Proximity extension assay (Target-48 panel) was used to quantify serum cytokines, chemokines and growth factors. Serum samples were sent to LuminoDx (San Diego, CA), an OLINK (Thermo Fisher Scientific, Waltham, MA) commercial partner. The Target-48 Cytokine Panel quantified 45 individual proteins using 2 µL of serum sample per test. Internal controls included a duplicate negative (calculation of limit of detection (LOD)), triplicate calibrator (normalization) and triplicate sample control (intra- and inter-plate variation). Normalized Protein eXpression (NPX) values were used for downstream analysis after QC. Readouts consistently above or below the limit of quantification were omitted from the analyses. Proteomic signatures of rotavirus vaccine IgA non-responders were compared to responders by fold change analysis. The significant up- or down-regulation of serum proteins was determined by a log2FC threshold and non-parametric p values < 0.05 (Mann-Whitney) and FDR correction.

Statistical analysis

Given the lack of similar studies in the literature, power analysis was based on preliminary data which was used to calculate an effect size of dz = 0.4455329 for the pre- vs post-vaccine RV-specific CD4 T cell magnitude change. A power analysis was calculated for a Wilcoxon signed-rank test, one tailed with α error probability set at 0.05 and power set at 0.95 for the calculated effect size of 0.4455329. The power analysis calculated 59 samples as the optimal n.

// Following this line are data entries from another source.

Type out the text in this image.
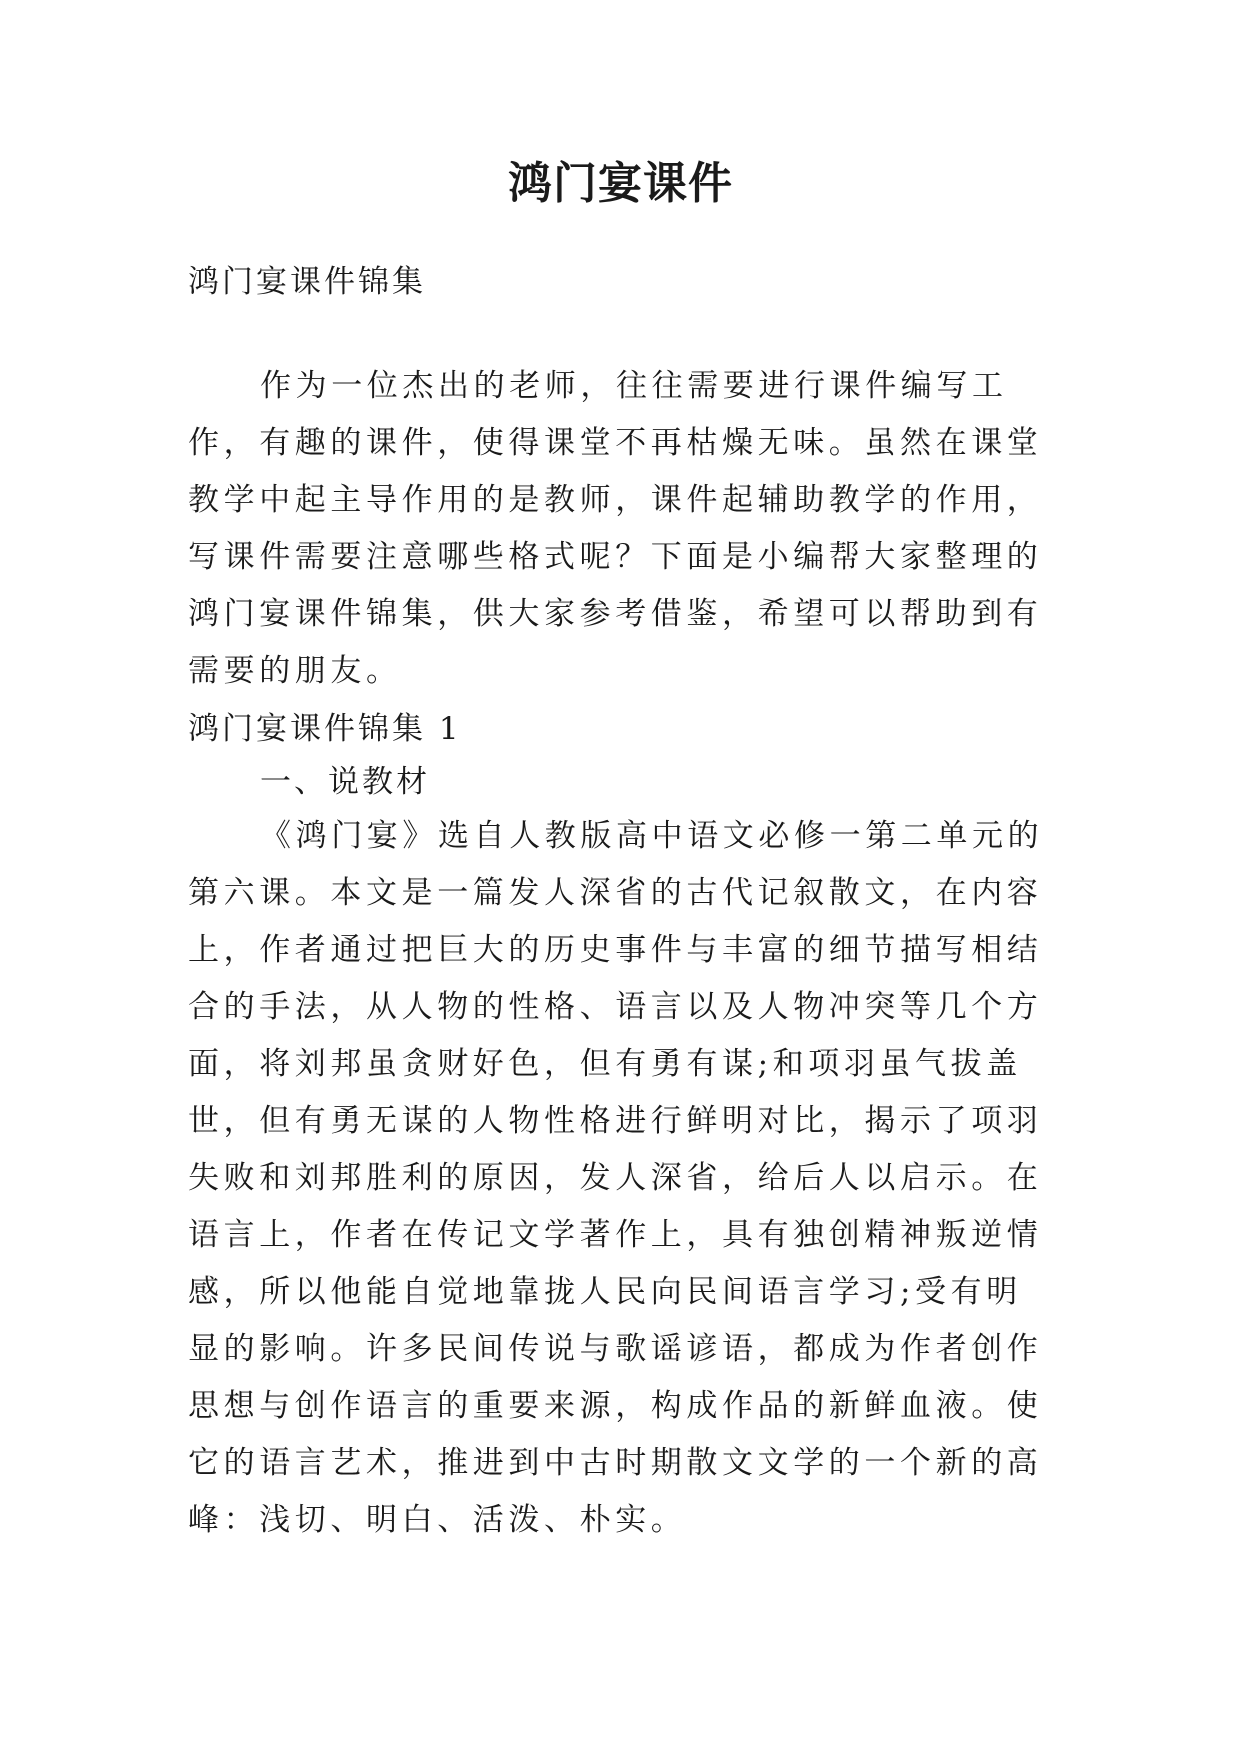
鸿门宴课件

鸿门宴课件锦集

作为一位杰出的老师，往往需要进行课件编写工作，有趣的课件，使得课堂不再枯燥无味。虽然在课堂教学中起主导作用的是教师，课件起辅助教学的作用，写课件需要注意哪些格式呢？下面是小编帮大家整理的鸿门宴课件锦集，供大家参考借鉴，希望可以帮助到有需要的朋友。

鸿门宴课件锦集 1

一、说教材

《鸿门宴》选自人教版高中语文必修一第二单元的第六课。本文是一篇发人深省的古代记叙散文，在内容上，作者通过把巨大的历史事件与丰富的细节描写相结合的手法，从人物的性格、语言以及人物冲突等几个方面，将刘邦虽贪财好色，但有勇有谋;和项羽虽气拔盖世，但有勇无谋的人物性格进行鲜明对比，揭示了项羽失败和刘邦胜利的原因，发人深省，给后人以启示。在语言上，作者在传记文学著作上，具有独创精神叛逆情感，所以他能自觉地靠拢人民向民间语言学习;受有明显的影响。许多民间传说与歌谣谚语，都成为作者创作思想与创作语言的重要来源，构成作品的新鲜血液。使它的语言艺术，推进到中古时期散文文学的一个新的高峰：浅切、明白、活泼、朴实。
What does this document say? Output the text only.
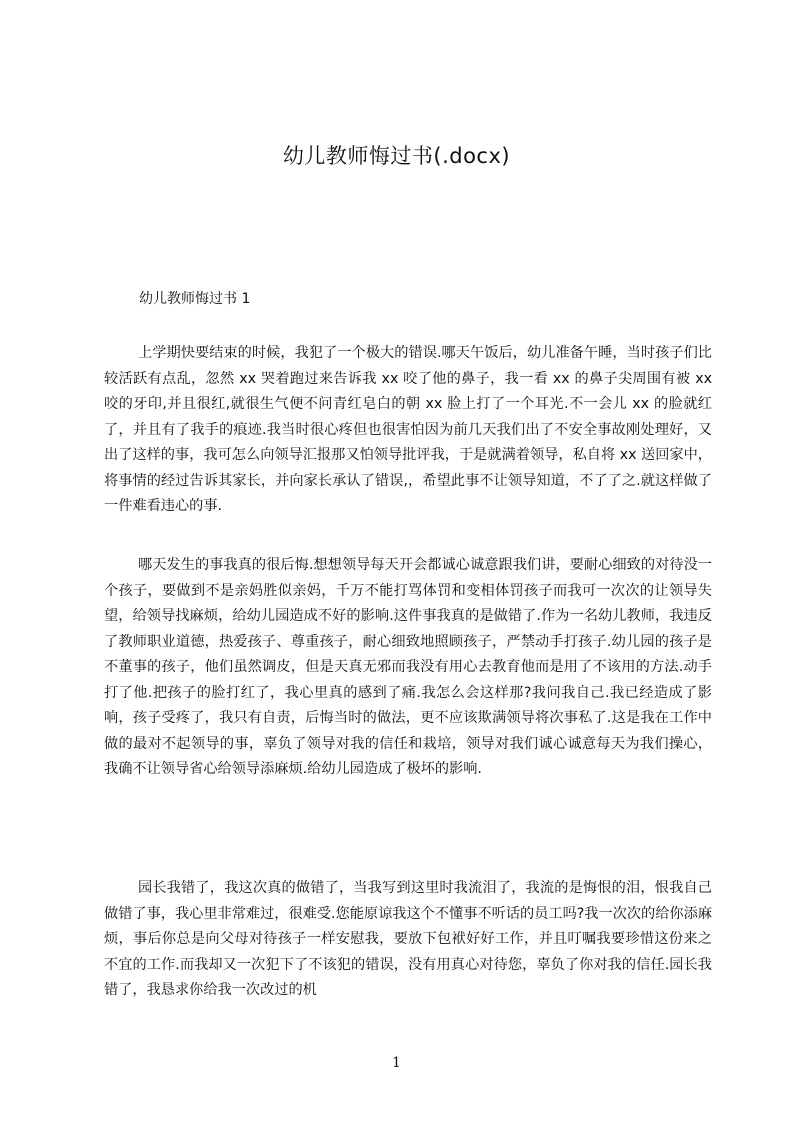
幼儿教师悔过书(.docx)
幼儿教师悔过书 1

上学期快要结束的时候，我犯了一个极大的错误.哪天午饭后，幼儿准备午睡，当时孩子们比较活跃有点乱，忽然 xx 哭着跑过来告诉我 xx 咬了他的鼻子，我一看 xx 的鼻子尖周围有被 xx 咬的牙印,并且很红,就很生气便不问青红皂白的朝 xx 脸上打了一个耳光.不一会儿 xx 的脸就红了，并且有了我手的痕迹.我当时很心疼但也很害怕因为前几天我们出了不安全事故刚处理好，又出了这样的事，我可怎么向领导汇报那又怕领导批评我，于是就满着领导，私自将 xx 送回家中，将事情的经过告诉其家长，并向家长承认了错误,，希望此事不让领导知道，不了了之.就这样做了一件难看违心的事.

哪天发生的事我真的很后悔.想想领导每天开会都诚心诚意跟我们讲，要耐心细致的对待没一个孩子，要做到不是亲妈胜似亲妈，千万不能打骂体罚和变相体罚孩子而我可一次次的让领导失望，给领导找麻烦，给幼儿园造成不好的影响.这件事我真的是做错了.作为一名幼儿教师，我违反了教师职业道德，热爱孩子、尊重孩子，耐心细致地照顾孩子，严禁动手打孩子.幼儿园的孩子是不董事的孩子，他们虽然调皮，但是天真无邪而我没有用心去教育他而是用了不该用的方法.动手打了他.把孩子的脸打红了，我心里真的感到了痛.我怎么会这样那?我问我自己.我已经造成了影响，孩子受疼了，我只有自责，后悔当时的做法，更不应该欺满领导将次事私了.这是我在工作中做的最对不起领导的事，辜负了领导对我的信任和栽培，领导对我们诚心诚意每天为我们操心，我确不让领导省心给领导添麻烦.给幼儿园造成了极坏的影响.

园长我错了，我这次真的做错了，当我写到这里时我流泪了，我流的是悔恨的泪，恨我自己做错了事，我心里非常难过，很难受.您能原谅我这个不懂事不听话的员工吗?我一次次的给你添麻烦，事后你总是向父母对待孩子一样安慰我，要放下包袱好好工作，并且叮嘱我要珍惜这份来之不宜的工作.而我却又一次犯下了不该犯的错误，没有用真心对待您，辜负了你对我的信任.园长我错了，我恳求你给我一次改过的机

1
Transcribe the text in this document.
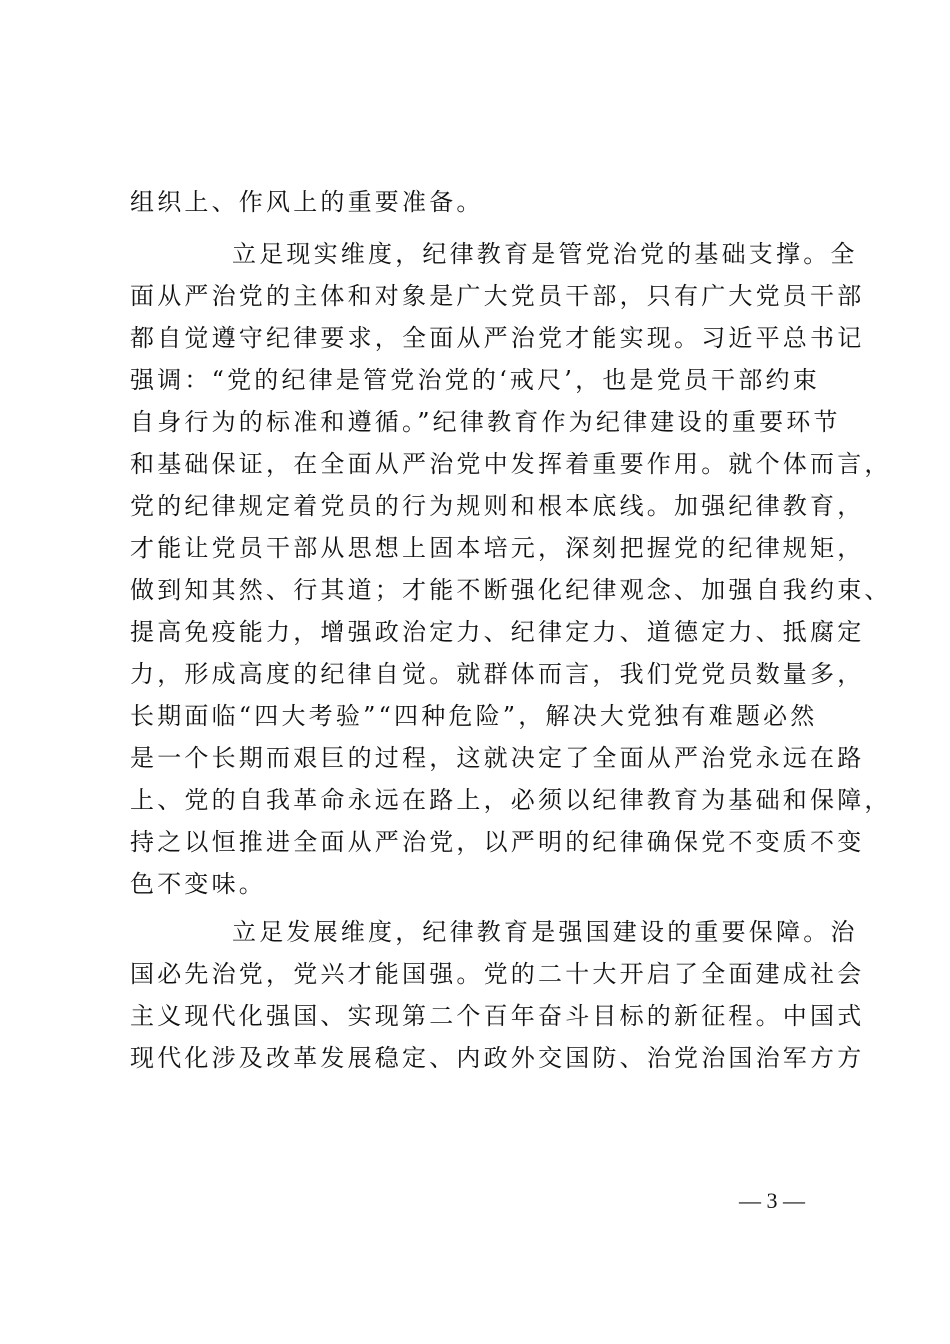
组织上、作风上的重要准备。
立足现实维度，纪律教育是管党治党的基础支撑。全
面从严治党的主体和对象是广大党员干部，只有广大党员干部
都自觉遵守纪律要求，全面从严治党才能实现。习近平总书记
强调：“党的纪律是管党治党的‘戒尺’，也是党员干部约束
自身行为的标准和遵循。”纪律教育作为纪律建设的重要环节
和基础保证，在全面从严治党中发挥着重要作用。就个体而言，
党的纪律规定着党员的行为规则和根本底线。加强纪律教育，
才能让党员干部从思想上固本培元，深刻把握党的纪律规矩，
做到知其然、行其道；才能不断强化纪律观念、加强自我约束、
提高免疫能力，增强政治定力、纪律定力、道德定力、抵腐定
力，形成高度的纪律自觉。就群体而言，我们党党员数量多，
长期面临“四大考验”“四种危险”，解决大党独有难题必然
是一个长期而艰巨的过程，这就决定了全面从严治党永远在路
上、党的自我革命永远在路上，必须以纪律教育为基础和保障，
持之以恒推进全面从严治党，以严明的纪律确保党不变质不变
色不变味。
立足发展维度，纪律教育是强国建设的重要保障。治
国必先治党，党兴才能国强。党的二十大开启了全面建成社会
主义现代化强国、实现第二个百年奋斗目标的新征程。中国式
现代化涉及改革发展稳定、内政外交国防、治党治国治军方方
— 3 —
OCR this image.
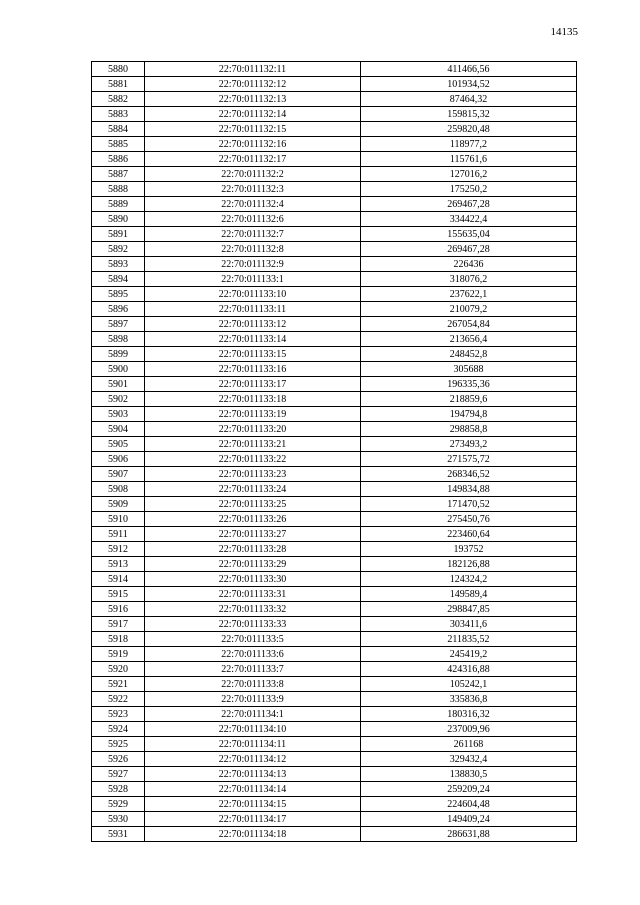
14135
5880	22:70:011132:11	411466,56
5881	22:70:011132:12	101934,52
5882	22:70:011132:13	87464,32
5883	22:70:011132:14	159815,32
5884	22:70:011132:15	259820,48
5885	22:70:011132:16	118977,2
5886	22:70:011132:17	115761,6
5887	22:70:011132:2	127016,2
5888	22:70:011132:3	175250,2
5889	22:70:011132:4	269467,28
5890	22:70:011132:6	334422,4
5891	22:70:011132:7	155635,04
5892	22:70:011132:8	269467,28
5893	22:70:011132:9	226436
5894	22:70:011133:1	318076,2
5895	22:70:011133:10	237622,1
5896	22:70:011133:11	210079,2
5897	22:70:011133:12	267054,84
5898	22:70:011133:14	213656,4
5899	22:70:011133:15	248452,8
5900	22:70:011133:16	305688
5901	22:70:011133:17	196335,36
5902	22:70:011133:18	218859,6
5903	22:70:011133:19	194794,8
5904	22:70:011133:20	298858,8
5905	22:70:011133:21	273493,2
5906	22:70:011133:22	271575,72
5907	22:70:011133:23	268346,52
5908	22:70:011133:24	149834,88
5909	22:70:011133:25	171470,52
5910	22:70:011133:26	275450,76
5911	22:70:011133:27	223460,64
5912	22:70:011133:28	193752
5913	22:70:011133:29	182126,88
5914	22:70:011133:30	124324,2
5915	22:70:011133:31	149589,4
5916	22:70:011133:32	298847,85
5917	22:70:011133:33	303411,6
5918	22:70:011133:5	211835,52
5919	22:70:011133:6	245419,2
5920	22:70:011133:7	424316,88
5921	22:70:011133:8	105242,1
5922	22:70:011133:9	335836,8
5923	22:70:011134:1	180316,32
5924	22:70:011134:10	237009,96
5925	22:70:011134:11	261168
5926	22:70:011134:12	329432,4
5927	22:70:011134:13	138830,5
5928	22:70:011134:14	259209,24
5929	22:70:011134:15	224604,48
5930	22:70:011134:17	149409,24
5931	22:70:011134:18	286631,88
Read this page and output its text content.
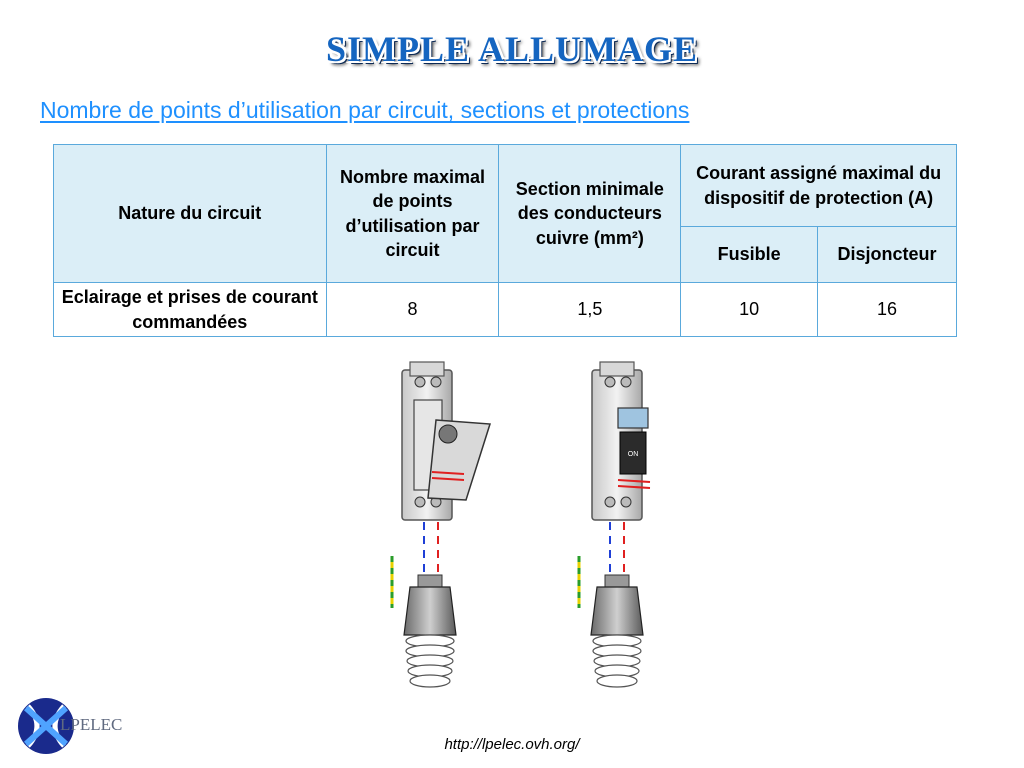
SIMPLE ALLUMAGE
Nombre de points d’utilisation par circuit, sections et protections
Nature du circuit	Nombre maximal de points d’utilisation par circuit	Section minimale des conducteurs cuivre (mm²)	Courant assigné maximal du dispositif de protection (A)	
			Fusible	Disjoncteur
Eclairage et prises de courant commandées	8	1,5	10	16
ON
LPELEC
http://lpelec.ovh.org/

For categorical variables; comparisons between sex were made by a two-sided Fishers exact test. Comparisons between country, race, and ethnicity were made using a Chi squared test. Continuous variables are displayed with median, interquartile range (IQR) and minimum/maximum values. Paired comparisons were performed using the Wilcoxon matched pairs signed rank test. Paired comparisons across >2 groups were performed by the Friedmans test with Dunns post hoc test for multiple comparisons. Unpaired comparisons across two groups were performed using the Mann-Whitney test. Unpaired comparisons across >2 groups were performed using the Kruskal-Wallis test with Dunns post hoc test for multiple comparisons. Two-tailed P values are displayed. Correlation analysis was performed using two-tailed Spearman’s test with the confidence interval set at 95%. Variables used in principal component analyses were center scaled prior to ordination. Country level differences identified by the PCA were analyzed by multiple logistic regression with country as the dependent variable and PC scores for PC1 and PC2 across the 39 individuals used as independent variables. Statistical analyses were performed using GraphPad Prism version 10.4.2 (San Diego, CA) and RStudio version 2024.4.2.764 (Boston, MA).